In this study, we used the version of the QODD survey (QODD-22) designed for completion by family members of patients who die in the ICU setting to measure the family perspective of the dying experience. Items were omitted from the longer 31-item QODD that were inappropriate for the ICU setting. Items are rated on an 11 point scale, ranging from zero (a “terrible experience) to ten (an “almost perfect” experience). The QODD total score is obtained by summing the scores for all completed items and dividing by the number of completed items. This score is then multiplied by ten in order to obtain a final score on a scale of zero to 100. We calculated total scores for families who provided answers to at least five of 22 items. Analyses of QODD scores based on 1, 5 or 14 or more valid responses per family member indicated that QODD scores were significantly higher using 1 valid response only; scores using 5 or 14 or more items were unbiased (data not shown). The 22-item QODD questionnaire used in this study as well as the original 31-item QODD are available from the developers (http://depts.washington.edu/eolcare).

Single item for the overall rating of the quality of dying

In order to provide an additional assessment of the patient’s experience from the family’s perspective, we used a single item summary question “Overall, how would you rate the quality of your loved one’s dying?” This item, the QODD-1, is not contained within the QODD-22. and was of interest because of its potential utility as a succinct measure of the effect of interventions on the quality of dying and death.
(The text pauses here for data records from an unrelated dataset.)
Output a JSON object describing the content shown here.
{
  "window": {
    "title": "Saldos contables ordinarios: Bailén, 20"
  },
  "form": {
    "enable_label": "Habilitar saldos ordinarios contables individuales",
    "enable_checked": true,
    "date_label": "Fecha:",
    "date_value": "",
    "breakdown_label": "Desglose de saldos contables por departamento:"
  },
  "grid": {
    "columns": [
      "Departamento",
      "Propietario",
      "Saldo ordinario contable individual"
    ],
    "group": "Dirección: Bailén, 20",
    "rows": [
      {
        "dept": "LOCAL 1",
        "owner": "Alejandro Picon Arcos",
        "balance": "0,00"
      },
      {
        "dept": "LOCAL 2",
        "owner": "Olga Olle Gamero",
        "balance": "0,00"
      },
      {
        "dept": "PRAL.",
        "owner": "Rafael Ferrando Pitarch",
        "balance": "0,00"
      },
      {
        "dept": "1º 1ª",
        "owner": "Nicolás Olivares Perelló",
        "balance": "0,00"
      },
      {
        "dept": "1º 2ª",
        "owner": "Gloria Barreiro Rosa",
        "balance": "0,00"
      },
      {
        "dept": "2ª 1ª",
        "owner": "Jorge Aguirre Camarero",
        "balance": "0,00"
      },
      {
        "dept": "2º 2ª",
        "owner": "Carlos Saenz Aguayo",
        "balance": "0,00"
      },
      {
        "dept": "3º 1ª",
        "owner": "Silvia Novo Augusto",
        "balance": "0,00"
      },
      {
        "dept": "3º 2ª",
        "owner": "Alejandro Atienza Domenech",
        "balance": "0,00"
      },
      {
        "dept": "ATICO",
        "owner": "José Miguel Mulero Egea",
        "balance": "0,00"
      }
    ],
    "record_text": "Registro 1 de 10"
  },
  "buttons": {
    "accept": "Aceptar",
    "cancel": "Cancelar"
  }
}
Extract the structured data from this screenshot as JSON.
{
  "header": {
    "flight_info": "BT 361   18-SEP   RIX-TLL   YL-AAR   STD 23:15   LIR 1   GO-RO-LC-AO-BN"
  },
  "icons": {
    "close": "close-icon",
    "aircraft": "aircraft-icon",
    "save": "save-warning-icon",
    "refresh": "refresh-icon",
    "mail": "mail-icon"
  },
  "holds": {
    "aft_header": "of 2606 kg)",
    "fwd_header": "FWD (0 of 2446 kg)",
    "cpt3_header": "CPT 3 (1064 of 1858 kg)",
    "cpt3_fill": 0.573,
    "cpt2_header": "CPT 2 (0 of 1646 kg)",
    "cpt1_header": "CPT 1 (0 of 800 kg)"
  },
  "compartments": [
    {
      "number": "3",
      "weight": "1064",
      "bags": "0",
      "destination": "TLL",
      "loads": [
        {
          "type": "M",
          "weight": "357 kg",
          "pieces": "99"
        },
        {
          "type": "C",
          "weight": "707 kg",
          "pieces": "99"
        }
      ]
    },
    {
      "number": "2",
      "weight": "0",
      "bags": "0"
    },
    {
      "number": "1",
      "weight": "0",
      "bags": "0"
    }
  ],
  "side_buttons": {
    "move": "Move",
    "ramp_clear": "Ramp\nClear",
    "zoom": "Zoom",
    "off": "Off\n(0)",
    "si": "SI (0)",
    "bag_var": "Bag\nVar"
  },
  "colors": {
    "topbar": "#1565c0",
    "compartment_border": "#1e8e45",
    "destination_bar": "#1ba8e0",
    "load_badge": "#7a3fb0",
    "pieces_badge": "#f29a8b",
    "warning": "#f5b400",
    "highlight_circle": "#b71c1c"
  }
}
It was scored using the same 0 to 10 scale as the other QODD items.

Survey Methods

Family members were identified using two approaches. At one site, patients’ next of kin were identified from electronic medical records. At the other nine sites, surveys were sent to patients’ homes and addressed to the “Family of [patient’s name]”. Surveys were mailed to family members one to two months after the patient’s death along with a consent form, a ten dollar incentive, and a cover letter. A reminder/thank you postcard was sent one to two weeks later. If the questionnaire packet was not received within the following three weeks, a final mailing with the cover letter, consent form, and survey was sent.

Chart abstraction

Study patients’ medical records were reviewed by trained chart abstractors using a standardized chart abstraction protocol. Chart abstractor training included at least 80 hours of formal training. Training included instruction on the protocol, guided practice charts, and independent chart review followed by reconciliation with the research abstractor trainer. Abstractors were required to reach 90 percent agreement with the trainer before being able to code independently. After initial training, five percent of the charts were co-reviewed to ensure greater than 95 percent agreement on the 440 abstracted data elements.

Selection of variables

Demographic data were collected for all patients. The first ICD9 code listed in the patient’s chart was used as the primary diagnosis. The family’s demographic information was collected from questionnaires. Potentially modifiable variables from chart abstraction were identified a priori based on our hypotheses that these variables would be associated with the quality of end-of-life care. Hypotheses were based on previously published domains of the quality of end-of-life care in the ICU.(13, 26, 27) (Table 1)

Table 1.

Variables abstracted from the medical record according to end-of-life care domains

Patient and family centered decision making
 Documentation of the presence of a living will
 Documentation of the presence of DPOAHC
 Family’s wish to withdraw life support documented
 Patient’s wish to withdraw life support documented
 Patient’s opinions documented
 Family present at time of death
Communication within the team and with patients and families
 Documented family conference occurred in the first or last 72 hours
 Prognosis discussion documented
 Physician’s recommendation to withdraw life support documented
 Decision to withdraw life support documented
 Documentation of family discord
 Documentation of discord between family and physician
Emotional and practical support for patients and families
 Social Worker involved in care
Symptom management and comfort care
 DNR order in place at time of death
 Comfort care orders or all meds/orders discontinued at time of death
 Patient died in the setting of full support
 Pain assessment recorded
 Shortness of breath assessment recorded
 Agitation assessment recorded
 Anxiety assessment recorded
 Confusion assessment recorded
 Presence of pain recorded
 Presence of shortness of breath recorded
 Presence of agitation recorded
 Presence of anxiety recorded
 Presence of confusion recorded
 CPR performed in the last 24 hours
 CPR performed in the last hour
 Tube feeding orders withdrawn
 TPN orders withdrawn
 IVF orders withdrawn
 Vasopressors withdrawn
 Ventilation orders discontinued
Spiritual support for patients and families
 Spiritual Care involved in care
 Documentation of spirituality addressed
Open in a new tab

Abbreviations: DPOAHC: durable power of attorney for health care, DNR: do not resuscitate, CPR: cardiopulmonary resuscitation, TPN: total parenteral nutrition, IVF: intravenous fluids

Statistical Analyses

We compared a number of demographic characteristics and processes of care variables between respondents and non-respondents including age, gender, race/ethnicity, hospital length of stay, ICU length of stay, and discharge service. We used t-tests for normally distributed continuous variables, Mann-Whitney tests for non-normally distributed continuous variables and chi square tests for categorical variables.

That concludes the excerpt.